Сегодня разноцветные огоньки уже издали приветливо мигали подъезжающим экипажам. Вся садовая решетка, деревья и стены павильона были густо увешаны пестрыми фонариками, внутреннее же убранство зала представляло поистине очаровательное зрелище. Почти под самым потолком тянулись густые гирлянды таких же бумажных фонариков, хотя между украшениями на стенах – флагами, хвоей и искусственными цветами – и без того сияли бесчисленные электрические лампочки. В конце зала возвышались подмостки, с двух сторон обрамленные лиственными растениями.

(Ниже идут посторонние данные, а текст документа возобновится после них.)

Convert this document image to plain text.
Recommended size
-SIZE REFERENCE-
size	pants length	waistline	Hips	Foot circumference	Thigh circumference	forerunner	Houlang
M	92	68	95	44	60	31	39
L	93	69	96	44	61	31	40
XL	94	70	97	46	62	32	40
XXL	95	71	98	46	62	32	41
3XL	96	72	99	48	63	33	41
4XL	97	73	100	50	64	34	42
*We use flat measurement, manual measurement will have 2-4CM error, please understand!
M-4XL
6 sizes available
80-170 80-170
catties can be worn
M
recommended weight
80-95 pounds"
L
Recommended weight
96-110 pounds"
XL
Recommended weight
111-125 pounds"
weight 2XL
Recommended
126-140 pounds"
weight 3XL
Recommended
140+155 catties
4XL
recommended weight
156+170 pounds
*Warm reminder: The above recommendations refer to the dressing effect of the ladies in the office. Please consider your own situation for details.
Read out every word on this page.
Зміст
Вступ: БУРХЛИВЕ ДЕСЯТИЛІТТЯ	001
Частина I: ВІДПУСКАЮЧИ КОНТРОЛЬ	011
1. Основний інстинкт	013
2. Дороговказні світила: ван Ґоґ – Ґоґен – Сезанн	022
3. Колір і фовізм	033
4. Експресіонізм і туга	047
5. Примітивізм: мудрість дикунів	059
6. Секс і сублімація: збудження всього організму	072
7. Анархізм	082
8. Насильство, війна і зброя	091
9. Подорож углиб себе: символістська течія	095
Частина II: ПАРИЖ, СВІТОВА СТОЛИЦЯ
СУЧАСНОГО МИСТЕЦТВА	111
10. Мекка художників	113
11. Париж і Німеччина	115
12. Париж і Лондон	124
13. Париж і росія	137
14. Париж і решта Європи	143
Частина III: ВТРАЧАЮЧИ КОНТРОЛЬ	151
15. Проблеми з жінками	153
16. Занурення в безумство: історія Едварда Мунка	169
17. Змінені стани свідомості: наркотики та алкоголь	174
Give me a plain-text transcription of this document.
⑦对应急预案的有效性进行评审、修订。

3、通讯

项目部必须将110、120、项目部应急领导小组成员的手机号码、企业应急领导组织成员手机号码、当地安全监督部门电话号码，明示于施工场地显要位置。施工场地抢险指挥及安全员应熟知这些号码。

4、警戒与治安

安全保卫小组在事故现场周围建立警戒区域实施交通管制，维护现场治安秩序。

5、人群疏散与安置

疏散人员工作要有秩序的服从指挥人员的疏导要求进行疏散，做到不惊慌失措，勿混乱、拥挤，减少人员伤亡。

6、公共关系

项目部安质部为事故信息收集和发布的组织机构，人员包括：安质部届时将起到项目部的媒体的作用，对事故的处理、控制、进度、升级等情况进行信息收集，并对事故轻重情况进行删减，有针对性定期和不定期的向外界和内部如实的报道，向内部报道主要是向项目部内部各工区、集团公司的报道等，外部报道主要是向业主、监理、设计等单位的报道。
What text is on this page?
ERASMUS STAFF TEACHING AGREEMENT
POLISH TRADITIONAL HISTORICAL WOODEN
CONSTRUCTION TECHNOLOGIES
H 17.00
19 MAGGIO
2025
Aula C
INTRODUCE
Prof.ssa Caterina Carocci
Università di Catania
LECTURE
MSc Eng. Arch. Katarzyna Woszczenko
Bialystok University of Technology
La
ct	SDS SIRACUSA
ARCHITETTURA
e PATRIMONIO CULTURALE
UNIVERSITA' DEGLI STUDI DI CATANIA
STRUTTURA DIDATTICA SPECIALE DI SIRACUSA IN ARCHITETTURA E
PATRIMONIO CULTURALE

На красном занавесе парил искусно нарисованный Гений. С другого конца, почти до самой сцены, тянулись длинные, убранные цветами столы, за которыми лакомились весенним пивом и телятиной гости адвоката Якоби: юристы, офицеры, коммерсанты, художники, видные чиновники со своими супругами и дочерьми, – человек полтораста, если не больше. Одеты все были просто: мужчины в черных сюртуках, дамы в светлых весенних платьях, ибо законом сегодняшнего праздника почиталась веселая непринужденность. Мужчины с кружками в руках сами бегали к большим бочкам, стоявшим у стены, и в огромном, пестром и светлом зале, наполненном сладковатым тяжелым запахом хвои, цветов, людей, пива и еды, стоял гул от стука ножей и вилок, от громких нецеремонных разговоров, звонкого, любезного, оживленного и беззаботного смеха.
Адвокат, бесформенный и беспомощный, сидел в конце одного из столов, близ сцены; он мало пил и время от времени, с трудом выжимая из себя слова, обращался к своей соседке, советнице Хаверман.
Он трудно дышал, углы его рта опустились, заплывшие мутновато-водянистые глаза смотрели неподвижно и отчужденно на радостное веселье, словно было в этом праздничном угаре, в этом шумном оживлении нечто бесконечно грустное и непостижимое.
Но вот гостей стали обносить огромными тортами, все перешли на сладкие вина и начали произносить тосты. Господин Гильдебранд, придворный актер, в речи, состоявшей сплошь из классических цитат, даже на древнегреческом языке, воздал хвалу весеннему пиву. Асессор Вицнагель изысканным жестом чокался с дамами и, набрав из ближайшей вазы и со скатерти букет цветов, сравнивал каждую даму с одним из них. Амра Якоби, в платье из тонкого желтого шелка, сидевшая напротив него, была провозглашена «прекрасной сестрой чайной розы».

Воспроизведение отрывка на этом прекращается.